Posted by: bobtr900 on Jun 29, 2009 10:36 AM   
Current rating: Not yet rated    [1 = poor; 5 = excellent]
Bush-Cheney, the GOP and the Religious Right started this slippery slope that may/will lead to hell. If Obama continues on that same slope he will set a precedent which will add to what Bush-Cheney/GOP began. They began it for economic(oil) reasons and theological (attack Islam) reasons. Then they spread it to attacking the 240+ million American people who are not Repub voters, that includes us godless libs.

Resetting/reaffirming that Bush-Cheney, GOP, Religious Right slope to hell could easily lead to almost anything, including the imprisonment of people by presidential fiat which can only be called the British Rule by Divine Right which was supposed to have been eradicated by the Magna Carta, wherein the king could no longer imprison people as he chooses and without the legal action by a court of law. That would mean that the president could imprison any one who is a political enemy. Do any of us want that in the hands of another GOP president.

Obama MAY use such powers sparingly, hopefully. But I am sure the next GOP president will use these powers of 'imprisonment without trial' to turn America into a GOP kingdom, forever.

That situation is exactly what Scalia called for in his speech, wherein he advocated for the end of our American Rule of Law and the end to democracy in America. As far as I'm concerned Scalia is a piece of Republikkkan scum.

David Neiwert has done some excellent reporting/writing on various militias (neo-nazis, etc) and related subversive groups in America, including Scalia, et.al. Everyone on this site/forum should read Neiwerts work which is at his blogsite: Orcinus. I strongly encourage every Alternet reader/poster to read Neiwerts work. It is as important and insighful as the research of Juan Cole (Univ. of Michigan) and Robert Pape from the Univ. of Chicago.
In my estimation Obama is opening a can of worms and will find that a bunch of Repub snakes emerge, if not now then certainly in the very near future. The GOP will turn this legislation to give total power to them selves and thusd totally empower the Cons, the Neocons and the Theocons, the Religious Reich.

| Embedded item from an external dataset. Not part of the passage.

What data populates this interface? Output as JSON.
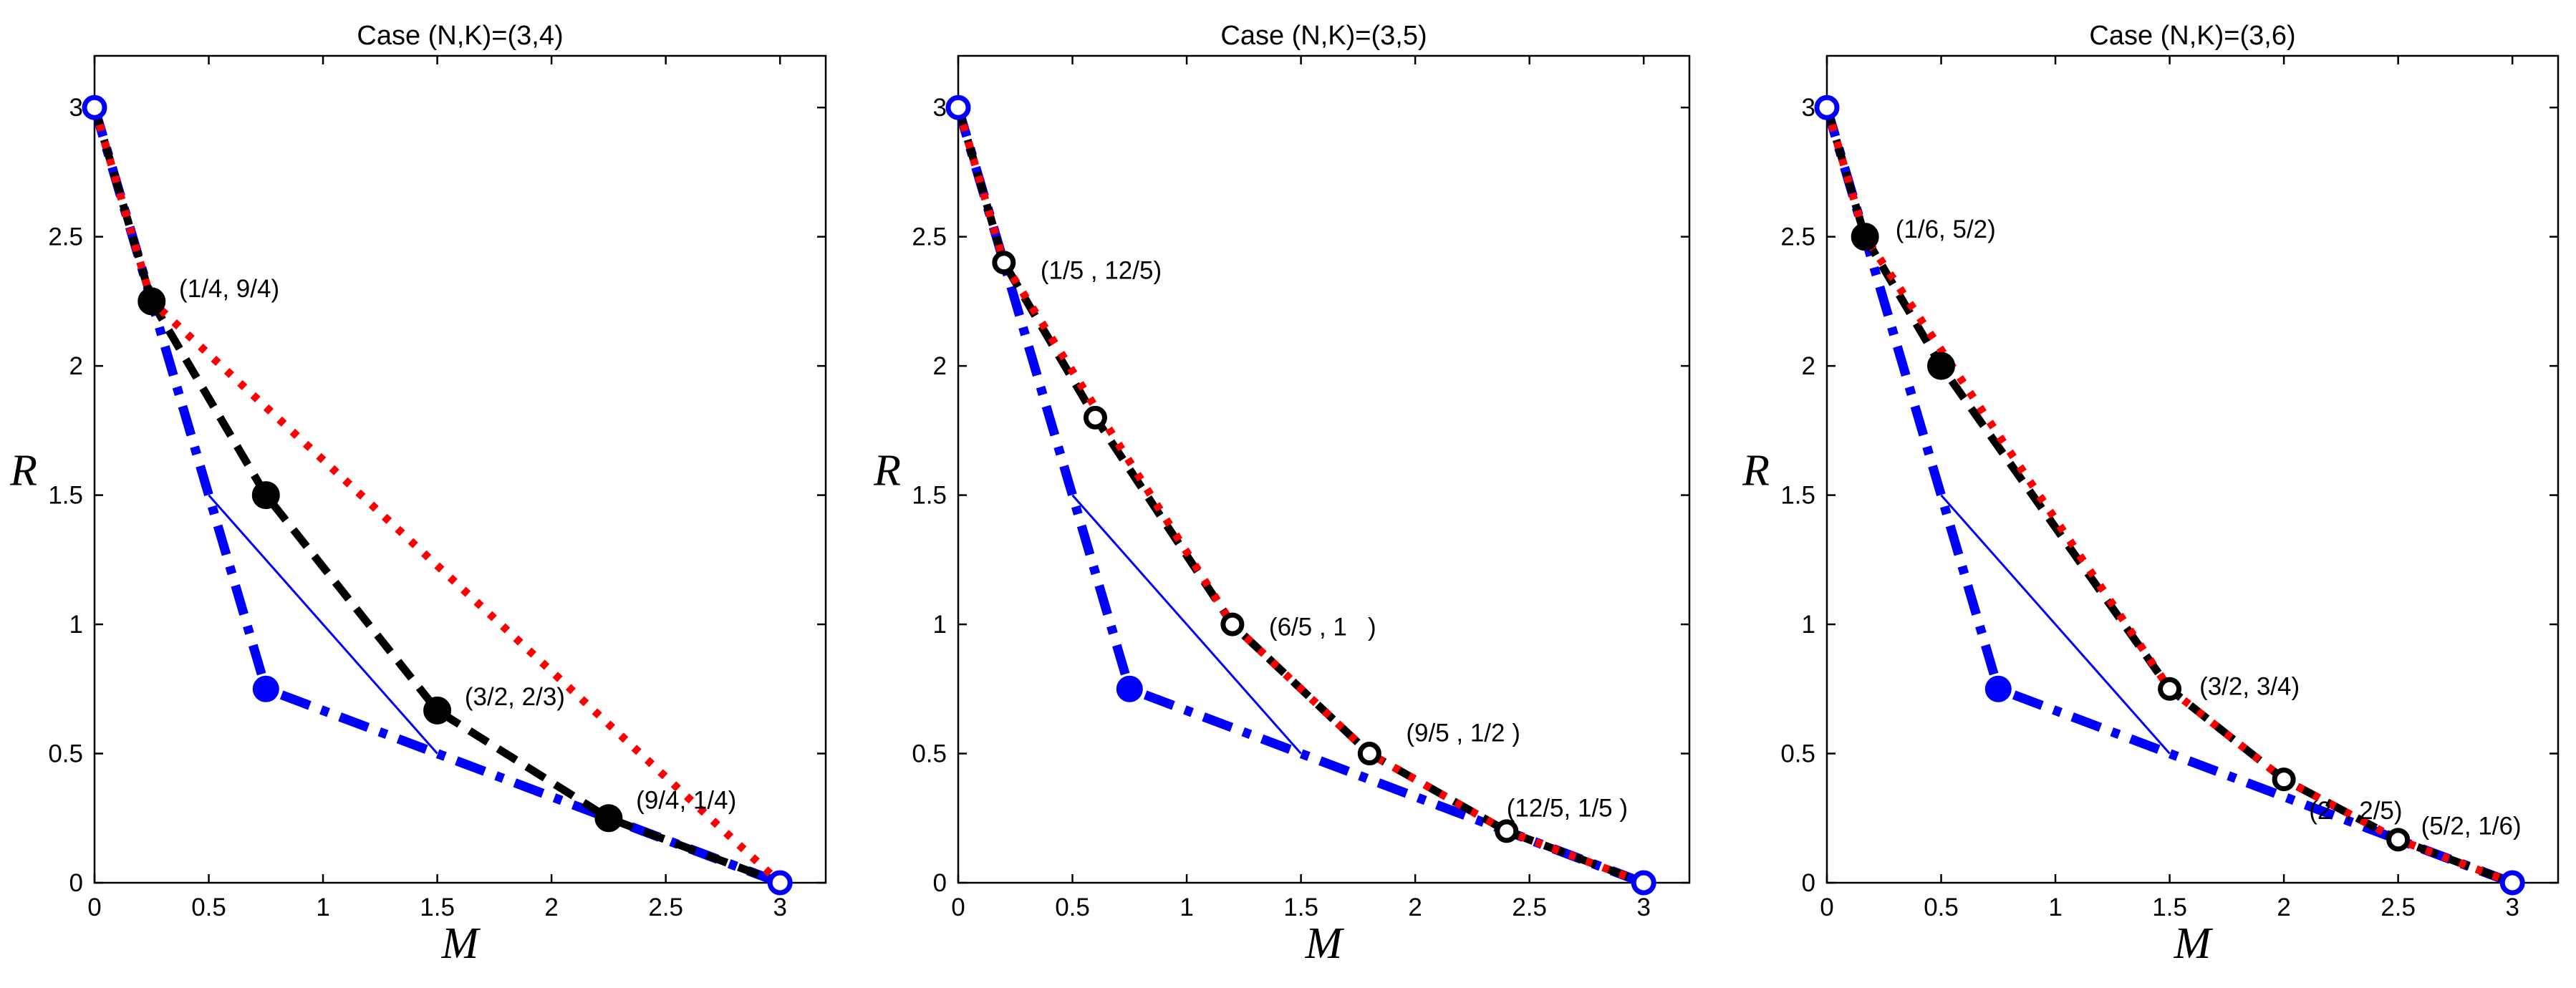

Democracy in America will come to an end. The power of our military will be used to not only fight the usual unending string of economic wars but America will begin to fight wars for theological purposes. Does anyone want to see the resumption of the nine Crusades, wherein Muslims, Jews and even other non Roman (Eastern Orthodox) Catholics were killed.

If for no other reason, we should resist Obamas doing this because the next GOP president will really abuse this action and imprison all of us gofdless libs becausec we are godless abnd because we do not endorse their extremist economic policies, which arise from the Univ. of Chicago School of Economics, aka "The Chicago Boys".